Analyst William Power from Robert W. Baird maintained his Neutral rating on Fitbit Inc (NYSE:FIT) with a price target of $16, marking a 23% increase from current levels. This report came after the analyst conducted a survey of 2,000 subjects and discovered that fitness tracker interest is flatlining. Only 22.1% of survey respondents that they plan to purchase a new fitness tracker. This is down from the 23.9% who gave the same answer last quarter.

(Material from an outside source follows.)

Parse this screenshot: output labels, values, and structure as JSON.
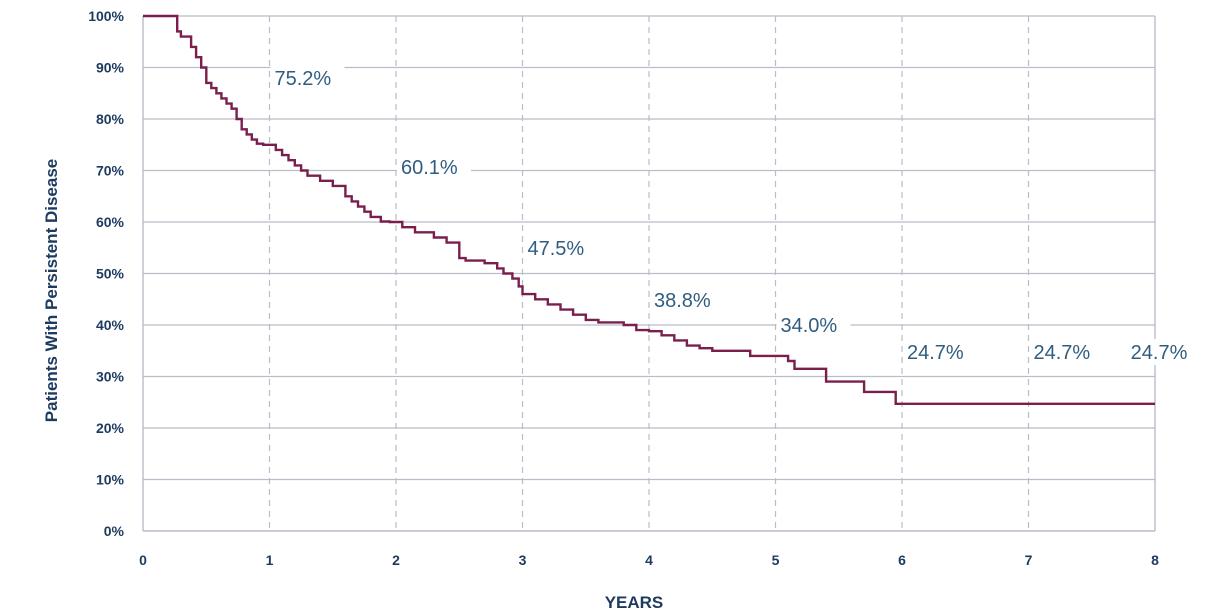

Last quarter the survey showed that out of the respondents who indicated they plan to buy a fitness tracker, 63.7% planned on buying a Fitbit. The analyst believes that this high number is due to the release of Alta and Blaze, Fitbit’s newest products that account for 33% of future sales. This quarter showed that only 57.7% plan on buying a Fitbit.
While interest in Fitbit seems to have declined since last quarter, interest in the Apple Watch picked up from 4.4% to 5.2%. Garmin, another competitor, didn’t experience any growth in interest.

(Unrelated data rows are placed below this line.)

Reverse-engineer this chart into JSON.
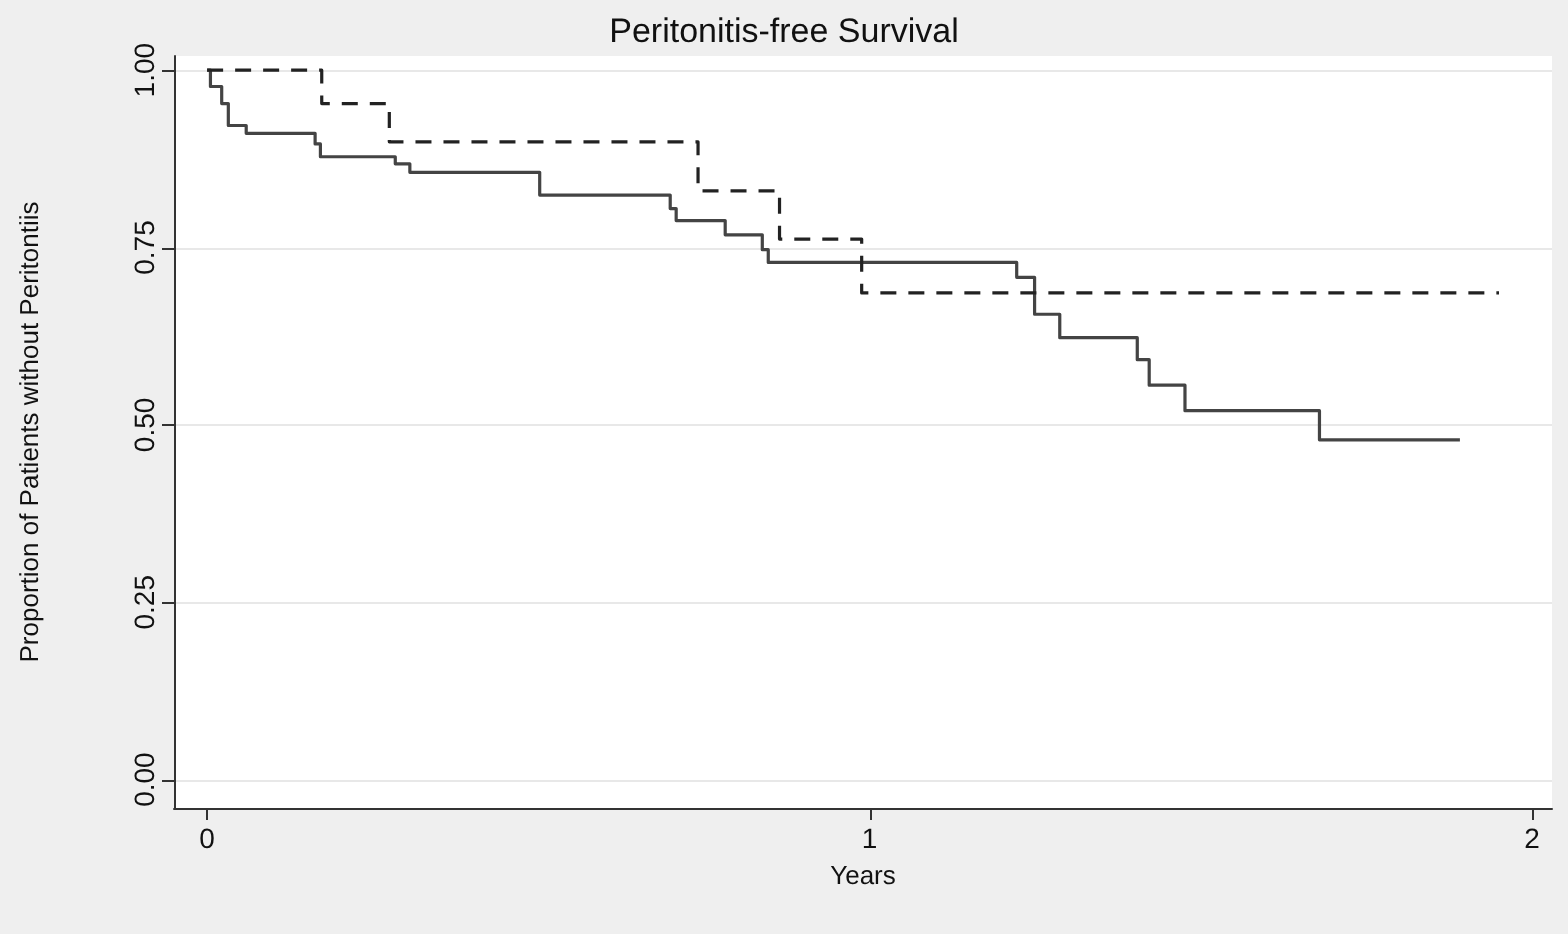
{
  "chart_data": {
    "type": "step",
    "title": "Peritonitis-free Survival",
    "xlabel": "Years",
    "ylabel": "Proportion of Patients without Peritontiis",
    "series": [
      {
        "color": "#444444",
        "line_style": "solid",
        "x": [
          0,
          0.005,
          0.022,
          0.032,
          0.059,
          0.163,
          0.171,
          0.284,
          0.306,
          0.502,
          0.699,
          0.708,
          0.782,
          0.838,
          0.847,
          1.222,
          1.249,
          1.287,
          1.404,
          1.422,
          1.476,
          1.679,
          1.891
        ],
        "values": [
          1.0,
          0.977,
          0.953,
          0.922,
          0.911,
          0.896,
          0.878,
          0.868,
          0.856,
          0.824,
          0.805,
          0.788,
          0.768,
          0.747,
          0.729,
          0.708,
          0.656,
          0.623,
          0.592,
          0.556,
          0.52,
          0.479,
          0.479
        ]
      },
      {
        "color": "#222222",
        "line_style": "dashed",
        "x": [
          0,
          0.173,
          0.275,
          0.741,
          0.864,
          0.988,
          1.95
        ],
        "values": [
          1.0,
          0.953,
          0.899,
          0.83,
          0.762,
          0.686,
          0.686
        ]
      }
    ],
    "xlim": [
      -0.05,
      2.03
    ],
    "xticks": [
      0,
      1,
      2
    ],
    "ylim": [
      -0.04,
      1.02
    ],
    "yticks": [
      {
        "value": 0,
        "label": "0.00"
      },
      {
        "value": 0.25,
        "label": "0.25"
      },
      {
        "value": 0.5,
        "label": "0.50"
      },
      {
        "value": 0.75,
        "label": "0.75"
      },
      {
        "value": 1,
        "label": "1.00"
      }
    ],
    "grid": "y",
    "marker": "none"
  }
}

The analyst is anticipating Q2 revenue and EPS to be $575.8 million and $0.10 respectively and Q3 to have revenues of $494.7 million and EPS of $0.15.
According to TipRanks, the analyst has a yearly average return of 2.6% and a 53% success rate. The analyst has a 52.8% average loss when recommending Fitbit, and is ranked #1,212 out of 4,073 analysts.
TipRanks shows that out of the 16 analysts who rated Fitbit in the last 3 months, 69% gave a Buy rating and 31% gave a Hold. The average 12-month price target for the stock is $21.17, marking a 63.10% upside from current levels.